Das große Wettgebären von Toronto
Ein Ferienhaus auf Jamaica vermachte er drei Anwaltskollegen, die sich nicht ausstehen konnten. Seine Aktien an einer katholischen Brauerei übertrug er einigen protestantischen Abstinenzlern.
Und 500.000 kanadische Dollar, nach heutigem Kaufwert ca. sechs Millionen Euro, sollten an jene Frau gehen, die innerhalb von 10 Jahren nach Millars Tod, in Toronto die meisten Kinder zur Welt brächte. Die Presse jubelte! "The Great Stork Derby", das "Große Storchenderby" hatte begonnen. Die Zeitungen waren bald voll mit voyeuristischen Homestorys über ärmliche Familien, die auf engstem Raum in Eintopfdunst und Schmutzwäschebergen vom großen Geld des Charles Vance Millar träumten und sich unverdrossen an die Nachwuchsproduktion machten. Es waren die späten 20er, der Beginn der Weltwirtschaftskrise. Auch der Ehemann der streng katholischen mehrfach-Mutter Lillian Kenny war seit langem arbeitslos. Lillian war überzeugt: Millars Geist hatte sie zur Preisträgerin auserwählt. Sie verewigte sein Konterfei in Holzschnitzereien - und verteilte Fausthiebe an freche Reporter. Auch wenn sie dabei versehentlich den eigenen Ehemann traf. "Two-Punch-Kenny" wurde Lillian deshalb in der Presse genannt.
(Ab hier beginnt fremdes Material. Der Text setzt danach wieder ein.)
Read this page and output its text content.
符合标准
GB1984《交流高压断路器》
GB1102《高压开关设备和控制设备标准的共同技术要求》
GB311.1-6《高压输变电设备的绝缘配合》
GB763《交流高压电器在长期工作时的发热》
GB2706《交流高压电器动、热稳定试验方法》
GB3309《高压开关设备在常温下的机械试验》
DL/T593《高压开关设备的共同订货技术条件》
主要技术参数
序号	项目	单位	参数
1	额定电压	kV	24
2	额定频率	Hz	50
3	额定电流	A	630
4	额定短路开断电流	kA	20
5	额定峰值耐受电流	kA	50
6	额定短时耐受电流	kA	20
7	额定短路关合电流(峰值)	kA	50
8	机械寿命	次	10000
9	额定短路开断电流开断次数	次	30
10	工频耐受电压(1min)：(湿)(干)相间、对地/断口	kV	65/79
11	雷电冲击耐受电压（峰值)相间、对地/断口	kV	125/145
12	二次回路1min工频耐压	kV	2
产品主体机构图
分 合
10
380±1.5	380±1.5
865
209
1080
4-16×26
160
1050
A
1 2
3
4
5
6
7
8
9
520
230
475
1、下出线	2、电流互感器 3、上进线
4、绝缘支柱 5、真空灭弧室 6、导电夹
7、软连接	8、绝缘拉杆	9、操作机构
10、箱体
Ganz anders ihre Konkurrentin Grace Bagnato, die strebsame Tochter italienischer Einwanderer, die trotz ihrer riesigen Kinderschar als Dolmetscherin bei Gericht arbeitete.
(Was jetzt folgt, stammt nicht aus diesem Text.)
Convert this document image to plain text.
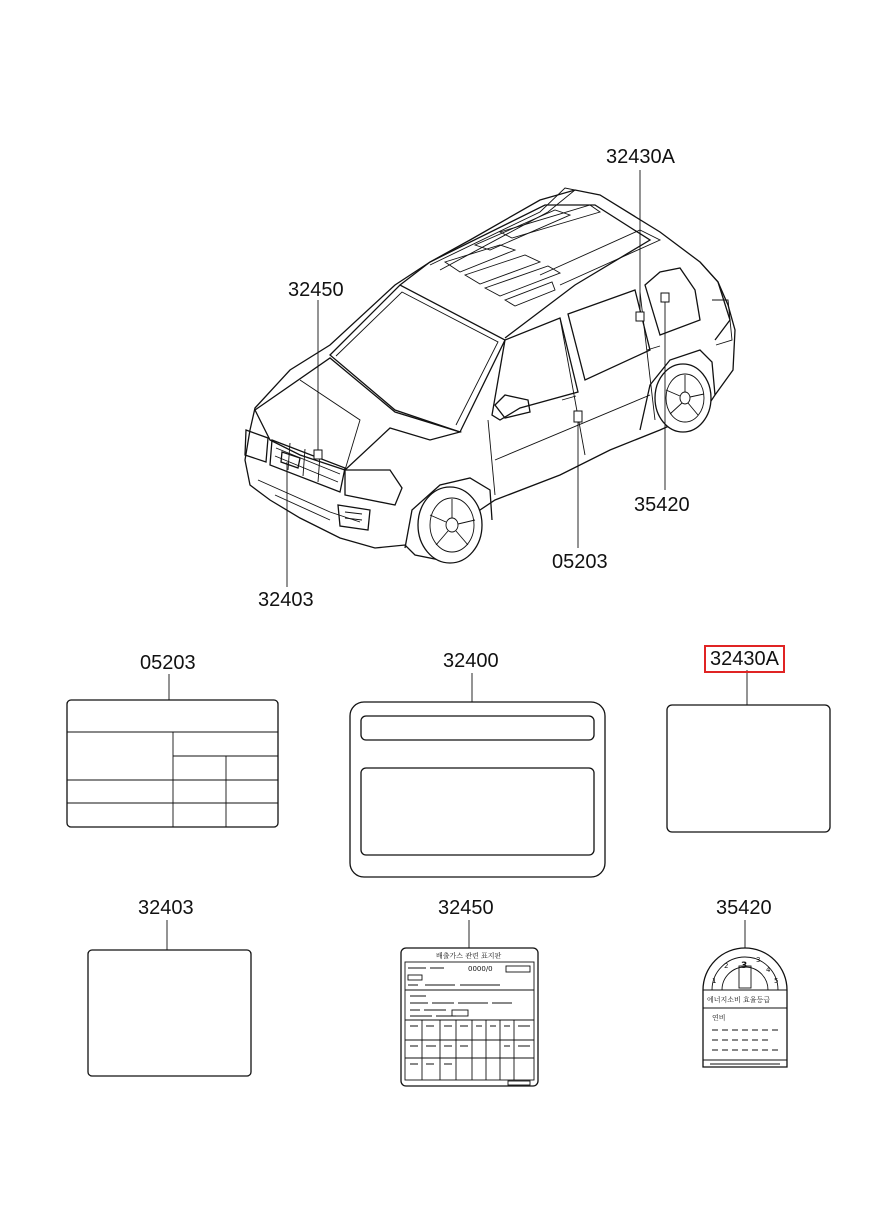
배출가스 관련 표지판
0000/0	3
에너지소비 효율등급
연비
1
2
3
4
5
32430A
32450
35420
05203
32403
05203	32400	32430A
32403	32450	35420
Mit dem Taxi zu den Niagara-Fällen
Politiker versuchten, Millars Testament anzufechten. Nicht nur, weil die Frauen mit diesem Gebärmarathon ihre Gesundheit gefährdeten und scharenweise Kinder in die Welt setzten, die kaum Zukunftschancen hatten. Nein, die wahre Furcht galt dem sogenannten "Race suicide", dem "Rassenselbstmord". Denn die Geburtenrate bei der protestantischen Mittel- und Oberschicht war seit Jahren am Sinken. Und jetzt sollten die ohnehin schon kinderreichen Migranten und Sozialhilfeempfänger auch noch zur Fortpflanzung animiert werden? Unerhört!
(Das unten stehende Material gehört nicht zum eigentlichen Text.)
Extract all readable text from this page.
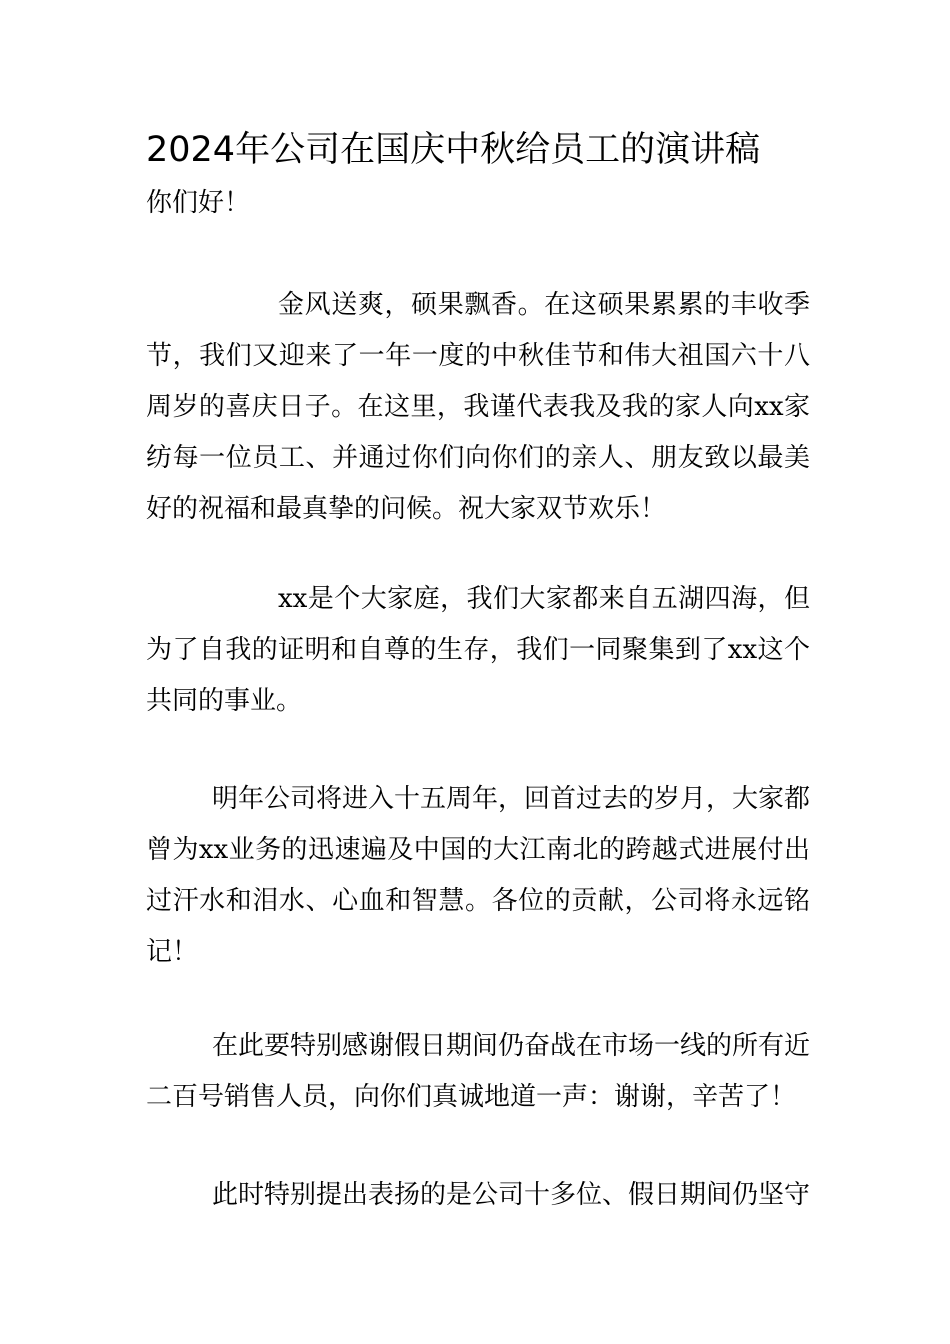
2024年公司在国庆中秋给员工的演讲稿
你们好！
金风送爽，硕果飘香。在这硕果累累的丰收季
节，我们又迎来了一年一度的中秋佳节和伟大祖国六十八
周岁的喜庆日子。在这里，我谨代表我及我的家人向xx家
纺每一位员工、并通过你们向你们的亲人、朋友致以最美
好的祝福和最真挚的问候。祝大家双节欢乐！
xx是个大家庭，我们大家都来自五湖四海，但
为了自我的证明和自尊的生存，我们一同聚集到了xx这个
共同的事业。
明年公司将进入十五周年，回首过去的岁月，大家都
曾为xx业务的迅速遍及中国的大江南北的跨越式进展付出
过汗水和泪水、心血和智慧。各位的贡献，公司将永远铭
记！
在此要特别感谢假日期间仍奋战在市场一线的所有近
二百号销售人员，向你们真诚地道一声：谢谢，辛苦了！
此时特别提出表扬的是公司十多位、假日期间仍坚守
Doch der Oberste Gerichtshof von Kanada bestätigte am 22. Dezember 1937 die Gültigkeit von Millars Testaments.
Lillian nützte das nichts. Sie hatte einige Totgeburten erlitten und eines ihrer insgesamt 14 Kinder starb als Baby an einem Rattenbiss. Aber das Gericht befand zynisch, dass nur lebende Kinder im Wettkampf zählten. Two-Punch-Kenny wehrte sich und erhielt zumindest eine kleine Abfindung. Die italienischstämmige Grace Bagnato ging ganz leer aus.
Das Preisgeld wurde schließlich unter vier Müttern aufgeteilt, die überwiegend zur weißen protestantischen Mittelschicht gehörten und das neue Vermögen sorgsam zum Wohle der Familie anlegten.
Lillian Kenny kaufte sich von ihrer Abfindung erst einmal einen sündhaft teuren Robbenmantel, mietete sich ein Taxi und fuhr zu den Niagarafällen. Allein. Ohne Kinder. DAS sollte jede Mutter einmal machen!